While lobbying for legislation has proven to be the path for Daily Fantasy Sports (DFS), a new twist has been added to the story. On April 18, 2016, Connecticut Attorney General George Jepson released an opinion that could severely jeopardize, or complicate, oncoming DFS legislation. In an opinion letter to Connecticut senators, Jepson stated, “There is a substantial risk that the passage of such legislation could jeopardize the State’s revenue-sharing arrangements with the Tribes.”

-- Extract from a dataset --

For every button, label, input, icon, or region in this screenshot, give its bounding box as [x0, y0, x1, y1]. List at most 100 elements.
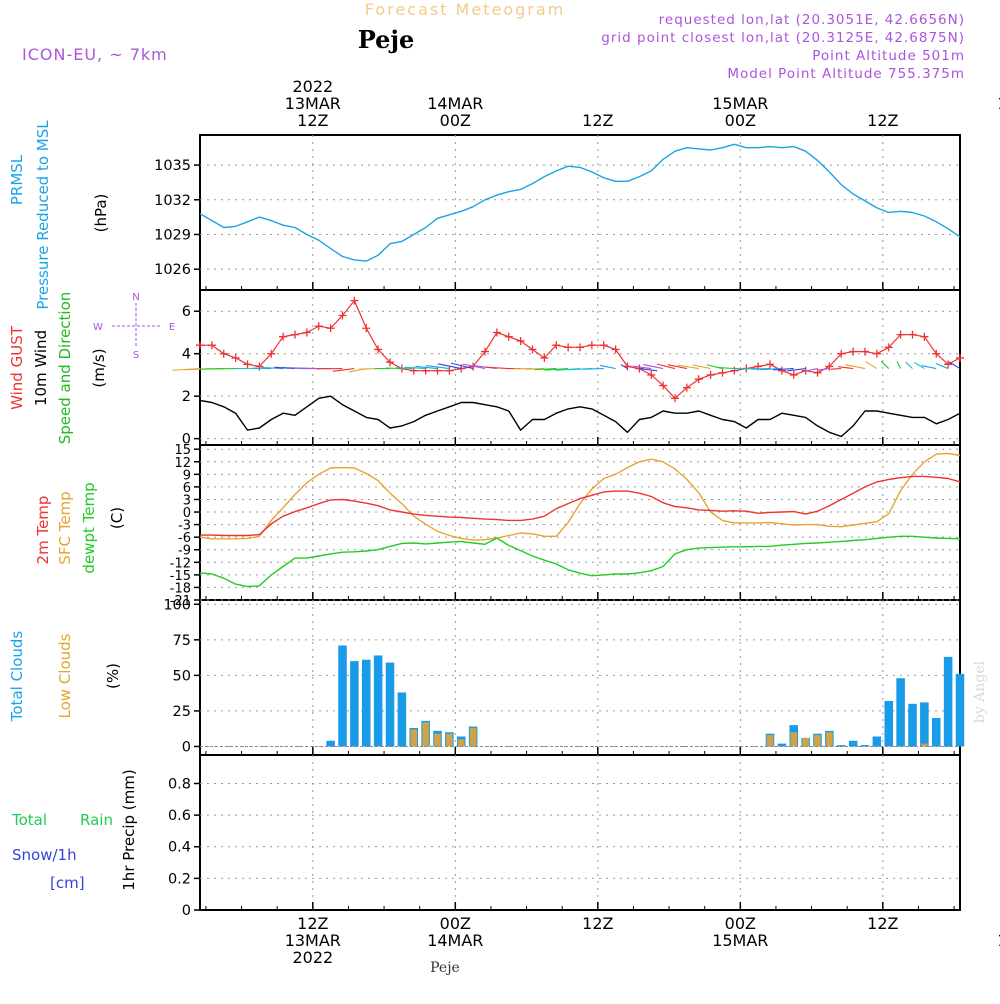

Connecticut had proposed legalizing fantasy sports with an 8.75 percent tax on the fantasy operators. However, the state could potentially lose the 25 percent share of tribal slot revenues that is based on the exclusivity promised to two Connecticut tribal nations, the Mashantucket Pequot Tribal Nation and the Mohegan Tribe. The tribes may see the legislation as a breaking the exclusivity agreement between the state and the tribes. Jepson commented in the letter that it is uncertain if the proposal would violate the agreement because DFS have yet to be classified a game of skill or a game of chance. If DFS is considered a game of chance, the Tribes can argue that the agreement is broken based on the game being placed on “a device considered a video facsimile.”

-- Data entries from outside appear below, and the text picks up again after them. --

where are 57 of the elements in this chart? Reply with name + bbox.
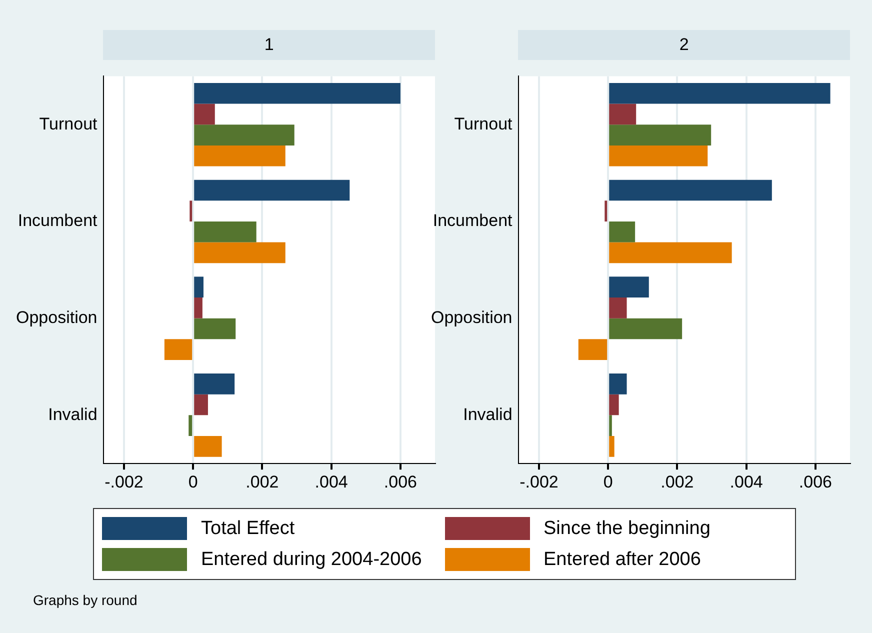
bar xyxy=(194,145,286,166)
y-tick-label: Turnout xyxy=(39,114,98,134)
bar xyxy=(609,221,636,242)
y-tick-label: Invalid xyxy=(48,404,98,424)
bar xyxy=(609,145,708,166)
bar xyxy=(188,415,192,436)
bar xyxy=(194,221,256,242)
bar xyxy=(609,318,682,340)
text: Graphs by round xyxy=(33,592,138,608)
legend-label: Since the beginning xyxy=(544,518,710,540)
bar xyxy=(609,180,772,201)
bar xyxy=(194,104,215,125)
bar xyxy=(609,436,614,457)
y-tick-label: Invalid xyxy=(463,404,512,424)
y-tick-label: Incumbent xyxy=(432,211,513,230)
chart-title: 1 xyxy=(103,30,435,60)
bar xyxy=(609,124,712,146)
bar xyxy=(194,242,286,264)
x-tick-label: .004 xyxy=(730,472,763,492)
bar xyxy=(194,374,235,394)
bar xyxy=(194,394,208,416)
chart-title: 2 xyxy=(518,30,850,60)
x-tick-label: 0 xyxy=(188,472,198,492)
bar xyxy=(609,82,830,104)
x-tick-label: 0 xyxy=(603,472,613,492)
bar xyxy=(194,124,294,146)
bar xyxy=(194,436,222,457)
bar xyxy=(194,180,350,201)
bar xyxy=(609,242,732,264)
y-tick-label: Opposition xyxy=(430,308,512,328)
legend-label: Entered after 2006 xyxy=(544,548,701,570)
y-tick-label: Opposition xyxy=(16,308,98,328)
bar xyxy=(194,82,400,104)
x-tick-label: -.002 xyxy=(104,472,144,492)
bar xyxy=(609,104,636,125)
legend-label: Total Effect xyxy=(201,518,295,540)
y-tick-label: Incumbent xyxy=(18,211,98,230)
bar xyxy=(190,200,192,222)
bar xyxy=(194,276,204,298)
bar xyxy=(578,339,608,360)
x-tick-label: .006 xyxy=(384,472,417,492)
bar xyxy=(609,415,612,436)
bar xyxy=(609,374,627,394)
y-tick-label: Turnout xyxy=(454,114,513,134)
bar xyxy=(604,200,608,222)
bar xyxy=(194,318,236,340)
bar xyxy=(609,394,619,416)
bar xyxy=(164,339,192,360)
x-tick-label: .004 xyxy=(314,472,348,492)
bar xyxy=(609,298,627,318)
x-tick-label: .002 xyxy=(246,472,279,492)
bar xyxy=(194,298,202,318)
x-tick-label: .002 xyxy=(660,472,694,492)
x-tick-label: .006 xyxy=(798,472,832,492)
x-tick-label: -.002 xyxy=(520,472,558,492)
legend-label: Entered during 2004-2006 xyxy=(201,548,422,570)
bar xyxy=(609,276,649,298)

Senator Looney, upon receiving the Attorney General’s letter, remarked that “due to the risk and uncertainty that would result from a potential legal challenge, the prospect of passing DFS legislation this session is unlikely.” The 25 percent share results in more than $250 million each year, while the 8.75 percent proposal optimistically would generate $9.5 million. The legislature wanted to use this proposal and its revenue to decrease state budget’s $922 million deficit. Thus, potentially losing the Tribal Revenue could create an even larger headache.